“嘿,你这是夸我还是骂我呢?”唐一禾拍了一下唐烈风的胳膊,又懒懒地躺了下去,“我那只是侥幸,借了兵器和形意拳的光,中间那会儿差点没被李金燕砍成几截。”
“你是说李金燕的武功,也有了进步?”宇文璟敏锐发问。
“对,她使出了之前未用过的刀法。”唐一禾点点头,“威力很大,每一招都震得我手臂发麻。”

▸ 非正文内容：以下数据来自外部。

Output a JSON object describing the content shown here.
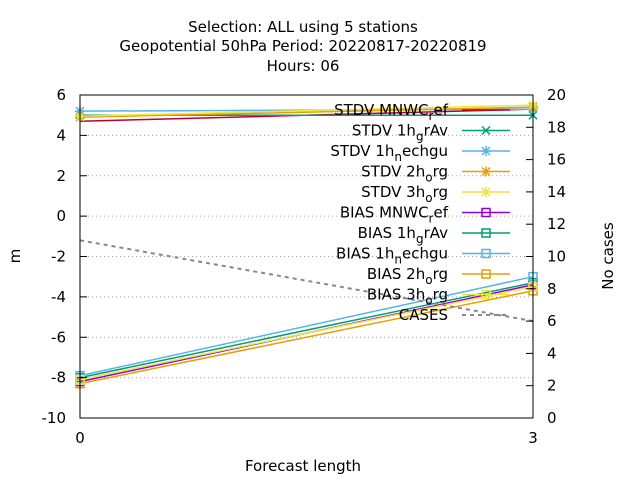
{
  "chart_data": {
    "type": "line",
    "title_lines": [
      "Selection: ALL using     5 stations",
      "Geopotential 50hPa   Period: 20220817-20220819",
      "Hours:  06"
    ],
    "xlabel": "Forecast length",
    "ylabel": "m",
    "y2label": "No cases",
    "xlim": [
      0,
      3
    ],
    "ylim": [
      -10,
      6
    ],
    "y2lim": [
      0,
      20
    ],
    "x_ticks": [
      0,
      3
    ],
    "y_ticks": [
      -10,
      -8,
      -6,
      -4,
      -2,
      0,
      2,
      4,
      6
    ],
    "y2_ticks": [
      0,
      2,
      4,
      6,
      8,
      10,
      12,
      14,
      16,
      18,
      20
    ],
    "grid": true,
    "legend_position": "top-right",
    "series": [
      {
        "label_parts": [
          [
            "STDV MNWC",
            "n"
          ],
          [
            "r",
            "sub"
          ],
          [
            "ef",
            "n"
          ]
        ],
        "x": [
          0,
          3
        ],
        "y": [
          4.7,
          5.3
        ],
        "color": "#c00030",
        "marker": "none",
        "axis": "y"
      },
      {
        "label_parts": [
          [
            "STDV 1h",
            "n"
          ],
          [
            "g",
            "sub"
          ],
          [
            "rAv",
            "n"
          ]
        ],
        "x": [
          0,
          3
        ],
        "y": [
          5.0,
          5.0
        ],
        "color": "#009e73",
        "marker": "x",
        "axis": "y"
      },
      {
        "label_parts": [
          [
            "STDV 1h",
            "n"
          ],
          [
            "n",
            "sub"
          ],
          [
            "echgu",
            "n"
          ]
        ],
        "x": [
          0,
          3
        ],
        "y": [
          5.2,
          5.3
        ],
        "color": "#56b4e9",
        "marker": "asterisk",
        "axis": "y"
      },
      {
        "label_parts": [
          [
            "STDV 2h",
            "n"
          ],
          [
            "o",
            "sub"
          ],
          [
            "rg",
            "n"
          ]
        ],
        "x": [
          0,
          3
        ],
        "y": [
          4.9,
          5.4
        ],
        "color": "#e69f00",
        "marker": "asterisk",
        "axis": "y"
      },
      {
        "label_parts": [
          [
            "STDV 3h",
            "n"
          ],
          [
            "o",
            "sub"
          ],
          [
            "rg",
            "n"
          ]
        ],
        "x": [
          0,
          3
        ],
        "y": [
          4.95,
          5.5
        ],
        "color": "#f0e442",
        "marker": "asterisk",
        "axis": "y"
      },
      {
        "label_parts": [
          [
            "BIAS MNWC",
            "n"
          ],
          [
            "r",
            "sub"
          ],
          [
            "ef",
            "n"
          ]
        ],
        "x": [
          0,
          3
        ],
        "y": [
          -8.2,
          -3.4
        ],
        "color": "#9400d3",
        "marker": "square",
        "axis": "y"
      },
      {
        "label_parts": [
          [
            "BIAS 1h",
            "n"
          ],
          [
            "g",
            "sub"
          ],
          [
            "rAv",
            "n"
          ]
        ],
        "x": [
          0,
          3
        ],
        "y": [
          -8.0,
          -3.3
        ],
        "color": "#009e73",
        "marker": "square",
        "axis": "y"
      },
      {
        "label_parts": [
          [
            "BIAS 1h",
            "n"
          ],
          [
            "n",
            "sub"
          ],
          [
            "echgu",
            "n"
          ]
        ],
        "x": [
          0,
          3
        ],
        "y": [
          -7.9,
          -3.0
        ],
        "color": "#56b4e9",
        "marker": "square",
        "axis": "y"
      },
      {
        "label_parts": [
          [
            "BIAS 2h",
            "n"
          ],
          [
            "o",
            "sub"
          ],
          [
            "rg",
            "n"
          ]
        ],
        "x": [
          0,
          3
        ],
        "y": [
          -8.3,
          -3.7
        ],
        "color": "#e69f00",
        "marker": "square",
        "axis": "y"
      },
      {
        "label_parts": [
          [
            "BIAS 3h",
            "n"
          ],
          [
            "o",
            "sub"
          ],
          [
            "rg",
            "n"
          ]
        ],
        "x": [
          0,
          3
        ],
        "y": [
          -8.1,
          -3.5
        ],
        "color": "#f0e442",
        "marker": "square",
        "axis": "y"
      },
      {
        "label_parts": [
          [
            "CASES",
            "n"
          ]
        ],
        "x": [
          0,
          3
        ],
        "y": [
          11,
          6
        ],
        "color": "#888888",
        "marker": "none",
        "dash": true,
        "axis": "y2"
      }
    ]
  }
}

宇文璟的脸色慎重起来:“我们还是不能太乐观,没有人在原地踏步。石敢当之前来不及从中原借人,只能从蜀地调用,现在他与杨郡守换过了帖子,又与左贤王搭上了线,下回围捕的阵仗只会更大了。”
“是啊,石敢当武功既高,手段又多,我们一路都在走钢丝,稍有不慎,就是……”唐一禾深深地叹了一口气,“还是要先找到图果,把毒解了再说,没有千日防贼的道理。”
唐烈风给唐一禾盖过凉被一角:“现在情形已比出树墩城时好多了,先安心睡过一觉再说。”
唐一禾翻身侧躺,问宇文璟:“在集安大峡谷里,你派了两名护卫传讯,一个是给白水城城主,另一个是给宗子吗?为着铁矿的消息?”
宇文璟点点头,笑着说:“还真是什么都瞒不了你,杨郡守给我们提供庇护的条件之一,就是要这铁器锻造之法。看来他跟突厥人勾搭时日已久,也想在这铁矿中分一杯羹,却不知养虎为患,终为其噬。”
唐一禾闭上了眼睛:“宗子真的是你的左膀右臂啊,话说他不去当泥瓦匠,真是可惜。”
宇文璟反应了一下,眼角浮上笑意:“你不去当捕快,搞审讯逼供那一套,也是可惜了。”
见唐烈风疑惑抬头,宇文璟将唐一禾如何威胁哈斯多吉反水,如何诈出白水城城主蓄养私军,又是如何歪打正着得知突厥阿金山铁矿一事,详尽快速地讲了一遍。唐烈风这才明白,师姐如何得知左贤王府中的歌姬姓名,还愣是把人要了过来。